Bhalla A, Grieve R, Tilling K, Rudd A G, Wolfe C D A
Department of Public Health Sciences, GKT School of Medicine, London, UK.
Age Ageing. 2004 Nov;33(6):618-24. doi: 10.1093/ageing/afh219.
in order to implement cost-effective stroke services for older patients, it is necessary to identify how stroke care is currently provided for these patients and how provision relates to outcome.
to estimate the structure and process of care, and identify independent factors associated with 3 month mortality and functional outcome in patients aged over 75 years compared with younger stroke patients across Europe.
13 hospitals in 10 European countries.
1,847 subjects with first in a lifetime stroke admitted to hospital. Sociodemographic details, acute case severity, resource use and 3-month survival and dependency were collected.
from a total of 1,847 patients, 1,112 patients (60%) were under 75 years. Older stroke patients were more likely to be incontinent, dysphasic, dysphagic and comatose (P < 0.001). Computed tomography scan rates were higher in younger (87%) than in older patients (79%) (P < 0.001). Access to organised stroke care was higher in older (58%) than in younger patients (51%) (P = 0.002). Median acute length of stay was longer in younger (14 days, range 7-21 days) than in older patients (11 days, range 8-22 days) (P = 0.04). Nursing time in hospital was higher in older patients (P = 0.01), whilst therapy time was higher in younger patients (P = 0.03). By 3 months, younger patients were more likely to receive outpatient care (P < 0.001), physiotherapy (P < 0.001) and occupational therapy (P < 0.001). For older stroke patients, not having a computed tomography scan (OR = 0.2, 95% confidence intervals (CI) = 0.01-0.6, P = 0.003) was significantly related to mortality at 3 months after adjusting for case mix. Access to organised stroke care was significantly associated with reduced 3-month mortality in younger patients only (OR = 0.29, 95% CI = 0.14-0.6, P < 0.001).
stroke care varies considerably across European centres, with older people more likely to gain access to organised stroke care in many centres but less likely to receive diagnostic investigations, therapy input and outpatient review. Where there is evidence of age discrimination for access to stroke services, guidelines need to be adopted to ensure patients of all ages receive optimal evidence-based stroke care at all stages of their illness.

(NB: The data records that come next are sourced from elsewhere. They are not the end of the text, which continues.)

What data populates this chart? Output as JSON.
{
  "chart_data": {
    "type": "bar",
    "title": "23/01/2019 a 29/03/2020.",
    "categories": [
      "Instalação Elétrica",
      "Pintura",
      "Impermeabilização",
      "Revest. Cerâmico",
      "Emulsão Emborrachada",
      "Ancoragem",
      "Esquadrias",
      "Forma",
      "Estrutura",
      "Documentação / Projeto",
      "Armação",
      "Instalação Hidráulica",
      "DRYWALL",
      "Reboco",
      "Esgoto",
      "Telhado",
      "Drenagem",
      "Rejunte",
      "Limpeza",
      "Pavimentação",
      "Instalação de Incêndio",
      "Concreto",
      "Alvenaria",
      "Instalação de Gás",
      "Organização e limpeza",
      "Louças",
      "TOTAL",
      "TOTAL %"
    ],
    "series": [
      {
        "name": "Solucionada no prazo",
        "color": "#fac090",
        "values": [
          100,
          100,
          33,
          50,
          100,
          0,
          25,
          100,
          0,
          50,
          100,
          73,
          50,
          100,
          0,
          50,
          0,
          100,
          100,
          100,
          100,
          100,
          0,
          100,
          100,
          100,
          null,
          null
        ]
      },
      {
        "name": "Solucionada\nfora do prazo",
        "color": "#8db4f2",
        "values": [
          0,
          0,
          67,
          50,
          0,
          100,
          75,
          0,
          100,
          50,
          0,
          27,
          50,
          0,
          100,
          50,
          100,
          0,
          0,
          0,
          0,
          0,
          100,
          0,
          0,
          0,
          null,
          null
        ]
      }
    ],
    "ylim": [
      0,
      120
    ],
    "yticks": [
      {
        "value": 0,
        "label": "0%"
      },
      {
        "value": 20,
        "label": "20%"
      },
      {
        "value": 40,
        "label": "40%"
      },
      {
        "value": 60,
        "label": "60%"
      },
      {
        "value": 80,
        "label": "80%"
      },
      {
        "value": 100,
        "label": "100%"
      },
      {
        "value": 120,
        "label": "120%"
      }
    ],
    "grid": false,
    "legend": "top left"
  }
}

为了给老年患者提供具有成本效益的中风服务,有必要确定目前如何为这些患者提供中风护理,以及护理提供情况与治疗结果之间的关系。
评估护理的结构和过程,并确定与欧洲75岁以上中风患者相比,年轻中风患者3个月死亡率和功能结局相关的独立因素。
欧洲10个国家的13家医院。
1847例首次发生中风并入院的患者。收集了社会人口统计学细节、急性病例严重程度、资源使用情况以及3个月生存率和依赖性。
在总共1847例患者中,1112例患者(60%)年龄在75岁以下。老年中风患者更易出现大小便失禁、言语障碍、吞咽困难和昏迷(P<0.001)。年轻患者的计算机断层扫描率(87%)高于老年患者(79%)(P<0.001)。老年患者(58%)获得有组织中风护理的比例高于年轻患者(51%)(P=0.002)。年轻患者的急性住院中位时长(14天,范围7-21天)长于老年患者(11天,范围8-22天)(P=0.04)。老年患者的住院护理时间更长(P=0.01),而年轻患者的治疗时间更长(P=0.03)。到3个月时,年轻患者更有可能接受门诊护理(P<0.001)、物理治疗(P<0.001)和职业治疗(P<0.001)。对于老年中风患者,在对病例组合进行调整后,未进行计算机断层扫描(比值比=0.2,95%置信区间=0.01-0.6,P=0.003)与3个月死亡率显著相关。仅在年轻患者中,获得有组织中风护理与3个月死亡率降低显著相关(比值比=0.29,95%置信区间=0.14-0.6,P<0.001)。
欧洲各中心的中风护理差异很大,在许多中心,老年人更有可能获得有组织的中风护理,但接受诊断检查、治疗投入和门诊复查的可能性较小。在存在中风服务获取方面年龄歧视证据的地方,需要采用指南以确保所有年龄段的患者在疾病的各个阶段都能获得最佳的循证中风护理。